Toz toprak içinde iki kardeş, arkadaki evlerinde katledilen anneleri için ağlıyor. Başlarında tanımadıkları silahlı adamlar, bu çaresizlik dolu anı kayda alıyor.
Dünyanın dehşetle izlediği bu görüntüler, Sudan’ın Darfur kentinde yaşanan binlerce acıdan yalnızca biri. 2003, 2010 ve 2025…
Dünya unuttukça tekrarlanan soykırımlardan biri yeniden Darfur’da yaşanıyor.

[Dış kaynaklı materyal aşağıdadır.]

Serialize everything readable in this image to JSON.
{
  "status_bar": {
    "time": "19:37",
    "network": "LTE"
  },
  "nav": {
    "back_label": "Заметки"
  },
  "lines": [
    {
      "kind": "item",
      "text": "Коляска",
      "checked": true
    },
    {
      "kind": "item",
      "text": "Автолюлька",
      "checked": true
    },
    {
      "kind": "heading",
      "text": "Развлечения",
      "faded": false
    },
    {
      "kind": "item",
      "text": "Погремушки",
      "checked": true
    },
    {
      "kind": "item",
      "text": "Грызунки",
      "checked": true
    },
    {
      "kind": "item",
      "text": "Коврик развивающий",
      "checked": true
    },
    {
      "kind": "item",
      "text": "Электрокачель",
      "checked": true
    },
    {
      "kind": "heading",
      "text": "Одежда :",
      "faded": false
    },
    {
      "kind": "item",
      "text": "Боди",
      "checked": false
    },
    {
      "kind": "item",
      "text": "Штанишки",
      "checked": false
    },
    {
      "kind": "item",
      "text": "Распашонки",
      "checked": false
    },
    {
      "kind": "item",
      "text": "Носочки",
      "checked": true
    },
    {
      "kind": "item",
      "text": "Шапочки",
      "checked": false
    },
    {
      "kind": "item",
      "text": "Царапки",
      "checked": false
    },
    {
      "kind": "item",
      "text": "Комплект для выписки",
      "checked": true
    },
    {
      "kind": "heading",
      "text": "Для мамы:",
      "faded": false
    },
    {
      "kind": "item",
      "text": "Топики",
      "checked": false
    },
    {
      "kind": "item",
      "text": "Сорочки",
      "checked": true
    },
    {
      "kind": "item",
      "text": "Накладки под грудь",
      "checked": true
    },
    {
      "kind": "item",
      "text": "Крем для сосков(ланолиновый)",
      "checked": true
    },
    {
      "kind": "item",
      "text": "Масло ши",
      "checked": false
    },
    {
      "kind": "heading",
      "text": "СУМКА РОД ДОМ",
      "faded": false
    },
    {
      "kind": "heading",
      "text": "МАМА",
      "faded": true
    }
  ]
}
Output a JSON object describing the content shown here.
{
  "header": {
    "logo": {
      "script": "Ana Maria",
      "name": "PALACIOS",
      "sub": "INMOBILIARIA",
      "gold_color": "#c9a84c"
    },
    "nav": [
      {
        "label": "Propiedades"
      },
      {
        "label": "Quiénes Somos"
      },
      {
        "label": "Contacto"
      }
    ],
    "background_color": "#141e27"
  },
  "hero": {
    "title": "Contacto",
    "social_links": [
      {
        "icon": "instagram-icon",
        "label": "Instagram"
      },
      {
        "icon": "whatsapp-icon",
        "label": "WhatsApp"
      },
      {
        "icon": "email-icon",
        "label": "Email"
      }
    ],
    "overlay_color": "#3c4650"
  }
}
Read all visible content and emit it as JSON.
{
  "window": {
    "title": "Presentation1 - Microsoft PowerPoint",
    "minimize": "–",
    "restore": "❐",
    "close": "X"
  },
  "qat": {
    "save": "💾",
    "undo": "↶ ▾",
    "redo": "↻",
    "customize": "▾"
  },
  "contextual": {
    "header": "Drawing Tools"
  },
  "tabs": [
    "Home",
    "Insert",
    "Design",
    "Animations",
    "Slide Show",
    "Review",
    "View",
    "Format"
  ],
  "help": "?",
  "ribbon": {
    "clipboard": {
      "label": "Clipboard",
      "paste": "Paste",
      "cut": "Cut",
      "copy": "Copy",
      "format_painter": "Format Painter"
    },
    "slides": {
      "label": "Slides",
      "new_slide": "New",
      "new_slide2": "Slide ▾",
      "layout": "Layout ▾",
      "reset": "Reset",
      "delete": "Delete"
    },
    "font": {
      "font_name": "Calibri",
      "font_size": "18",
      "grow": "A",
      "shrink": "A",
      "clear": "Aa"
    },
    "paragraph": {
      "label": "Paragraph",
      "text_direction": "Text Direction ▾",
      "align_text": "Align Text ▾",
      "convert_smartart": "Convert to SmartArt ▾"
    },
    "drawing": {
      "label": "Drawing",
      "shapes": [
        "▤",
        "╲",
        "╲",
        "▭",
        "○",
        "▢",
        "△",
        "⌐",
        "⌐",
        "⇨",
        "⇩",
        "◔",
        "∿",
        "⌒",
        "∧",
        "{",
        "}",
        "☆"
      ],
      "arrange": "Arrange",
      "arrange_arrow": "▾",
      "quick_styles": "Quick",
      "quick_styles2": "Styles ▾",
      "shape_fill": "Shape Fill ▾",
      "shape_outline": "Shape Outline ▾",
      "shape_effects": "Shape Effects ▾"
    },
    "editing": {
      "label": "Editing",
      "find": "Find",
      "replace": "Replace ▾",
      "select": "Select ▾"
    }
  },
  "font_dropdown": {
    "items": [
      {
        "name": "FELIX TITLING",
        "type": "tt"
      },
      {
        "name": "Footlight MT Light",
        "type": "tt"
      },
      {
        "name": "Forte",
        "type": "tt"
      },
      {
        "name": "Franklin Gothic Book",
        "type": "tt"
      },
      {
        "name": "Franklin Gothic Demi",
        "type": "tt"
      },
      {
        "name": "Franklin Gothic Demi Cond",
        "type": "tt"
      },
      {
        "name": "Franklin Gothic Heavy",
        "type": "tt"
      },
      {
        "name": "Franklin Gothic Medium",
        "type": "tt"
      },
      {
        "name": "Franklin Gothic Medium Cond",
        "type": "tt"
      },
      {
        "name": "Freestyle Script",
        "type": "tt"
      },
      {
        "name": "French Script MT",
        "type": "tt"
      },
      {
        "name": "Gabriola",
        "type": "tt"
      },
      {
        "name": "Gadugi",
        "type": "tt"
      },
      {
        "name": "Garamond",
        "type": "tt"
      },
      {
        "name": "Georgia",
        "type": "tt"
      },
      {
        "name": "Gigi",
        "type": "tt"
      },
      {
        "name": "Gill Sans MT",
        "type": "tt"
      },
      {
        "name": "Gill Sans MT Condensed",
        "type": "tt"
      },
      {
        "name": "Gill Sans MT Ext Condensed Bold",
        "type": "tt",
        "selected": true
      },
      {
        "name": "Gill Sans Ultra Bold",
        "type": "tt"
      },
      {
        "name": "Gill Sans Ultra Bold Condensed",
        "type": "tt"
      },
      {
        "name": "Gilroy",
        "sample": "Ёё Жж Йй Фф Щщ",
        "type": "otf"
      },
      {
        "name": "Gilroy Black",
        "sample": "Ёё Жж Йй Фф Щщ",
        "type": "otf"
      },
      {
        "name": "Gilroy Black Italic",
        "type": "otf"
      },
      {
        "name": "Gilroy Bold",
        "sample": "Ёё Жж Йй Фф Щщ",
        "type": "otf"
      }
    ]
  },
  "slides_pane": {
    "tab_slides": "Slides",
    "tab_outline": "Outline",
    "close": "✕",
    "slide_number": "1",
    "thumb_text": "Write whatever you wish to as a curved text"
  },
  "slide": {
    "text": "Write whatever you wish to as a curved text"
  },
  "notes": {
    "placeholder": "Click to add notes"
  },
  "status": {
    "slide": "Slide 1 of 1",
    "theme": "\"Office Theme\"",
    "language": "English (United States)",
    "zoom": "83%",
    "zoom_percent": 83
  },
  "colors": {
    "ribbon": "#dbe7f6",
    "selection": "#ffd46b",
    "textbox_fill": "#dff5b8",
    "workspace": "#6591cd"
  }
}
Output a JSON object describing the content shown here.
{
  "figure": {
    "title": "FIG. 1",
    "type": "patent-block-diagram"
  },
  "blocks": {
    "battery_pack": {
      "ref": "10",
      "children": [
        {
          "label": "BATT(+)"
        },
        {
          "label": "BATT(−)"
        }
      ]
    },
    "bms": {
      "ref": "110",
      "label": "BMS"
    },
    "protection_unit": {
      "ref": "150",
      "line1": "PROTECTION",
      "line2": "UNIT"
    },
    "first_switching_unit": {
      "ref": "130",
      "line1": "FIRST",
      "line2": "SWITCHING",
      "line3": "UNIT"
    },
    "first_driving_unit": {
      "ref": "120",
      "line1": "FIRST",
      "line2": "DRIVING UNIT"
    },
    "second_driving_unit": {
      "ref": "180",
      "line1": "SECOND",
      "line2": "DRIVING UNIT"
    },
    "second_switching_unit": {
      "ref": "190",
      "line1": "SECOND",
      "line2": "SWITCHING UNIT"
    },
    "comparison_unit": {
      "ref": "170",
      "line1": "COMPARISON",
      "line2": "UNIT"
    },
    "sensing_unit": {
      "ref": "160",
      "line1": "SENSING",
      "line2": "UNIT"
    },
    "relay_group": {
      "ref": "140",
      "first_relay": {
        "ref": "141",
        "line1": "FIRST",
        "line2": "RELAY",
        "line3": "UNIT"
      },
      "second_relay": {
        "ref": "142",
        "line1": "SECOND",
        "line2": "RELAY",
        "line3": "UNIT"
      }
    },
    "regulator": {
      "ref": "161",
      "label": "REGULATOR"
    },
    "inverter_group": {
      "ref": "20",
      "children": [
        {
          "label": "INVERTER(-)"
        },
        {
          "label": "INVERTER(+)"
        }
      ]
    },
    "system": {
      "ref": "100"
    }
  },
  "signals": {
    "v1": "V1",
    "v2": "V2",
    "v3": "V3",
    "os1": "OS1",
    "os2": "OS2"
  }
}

Afrika’nın en büyük ikinci ülkesi Sudan’da yıllardır süren iç çatışmalar, bir kez daha Darfur’da soykırıma dönüştü.
Sudan’ı uzun yıllar yöneten Ömer el Beşir döneminde saray muhafızı olarak görev yapan, Cancavid milisleriyle tanınan Muhammed Hamdan Dagalu — bilinen adıyla Hemedti — komutasındaki Hızlı Destek Güçleri (RSF) ile, Genelkurmay Başkanı Abdulfettah el Burhan yönetimindeki Sudan ordusu, 3,5 yıldır ülkenin kontrolü için savaşıyor.
Ordunun son aylarda elinde kalan tek yer, Kuzey Darfur’un merkezi El Feşir’di.
Aylardır süren kuşatma nedeniyle çocukların hayvan yemiyle hayatta kalmaya çalıştığı şehirde, yaklaşık 2 milyon kişi yerinden edildi.
El Feşir’de çoğunluğu kadın ve çocuklardan oluşan 250 bin Sudanlı kaldı.
Ancak Sudan ordusu yenilgiyi kabul edip şehri terk edince, RSF güçleri El Feşir’e girerek sivil katliamına başladı. Kadınlar, çocuklar öldürüldü; hastaneler, camiler tarandı.
Dünya bu görüntülerin çoğunu göremedi çünkü RSF kente girmeden önce interneti, telefon hatlarını ve elektriği kesti.
Türkiye’nin Hartum Büyükelçisi Fatih Yıldız, sosyal medya hesabından yaptığı açıklamada, Darfur’daki katliamları Bosna ve Ruanda soykırımlarıyla kıyaslayarak, “Sudan’da günün birinde tüm insanlığın Bosna ve Ruanda gibi utançla anacağı günleri yaşıyoruz” ifadelerini kullandı.
Soykırımın boyutu bilinmezken, elimizdeki tek kanıt; Maxar uydu görüntülerinde ortaya çıkan, kan gölüne dönmüş sokaklar ve RSF milislerinin kendi eğlenceleri için kayda aldığı vahşet videoları oldu.
Bölgedeki istikrarsızlığın arkasında, yıllardır Sudan’la yakın ilişkiler kuran Birleşik Arap Emirlikleri dikkat çekiyor. El Beşir döneminde Sudan’la yakınlaşan Emirlik, sonrasında Hızlı Destek Güçleri’ni altın karşılığında silahlandırmakla suçlanıyor.
Darfur’da 2000’li yıllarda altın yataklarının keşfedilmesi ve 2012’de madenciliğin başlamasıyla çatışmalar yeniden alevlendi, soykırıma giden sürecin önü açıldı.
Her ne kadar BAE bu iddiaları reddetse de, Hemedti ve ailesinin Dubai’deki serveti, Darfur’daki küçük havaalanlarına BAE’den gelen silah yüklü uçakların inip altın yüklenerek kalktığına dair görüntüler bu iddiaları güçlendiriyor.
RSF saflarında ayrıca Libya ve Afrika’nın farklı bölgelerinden gelen, savaş suçlarıyla tanınan Cancavid milisleri de yer alıyor. Gözlemciler, yaşananları “Arap milislerin Arap olmayan Afrikalılara karşı katliamı” olarak tanımlıyor. Bugüne kadar yapılan arabuluculuk girişimleri başarısız kaldı.
ABD, Mısır, Birleşik Arap Emirlikleri ve Suudi Arabistan’dan oluşan “Quad” grubu geçtiğimiz günlerde yeniden toplandı; ancak somut bir sonuç çıkmadı. Soykırımı durduracak etkin bir girişim hâlâ yok. Sudanlı siviller, bir kez daha katliamcılarıyla baş başa bırakıldı.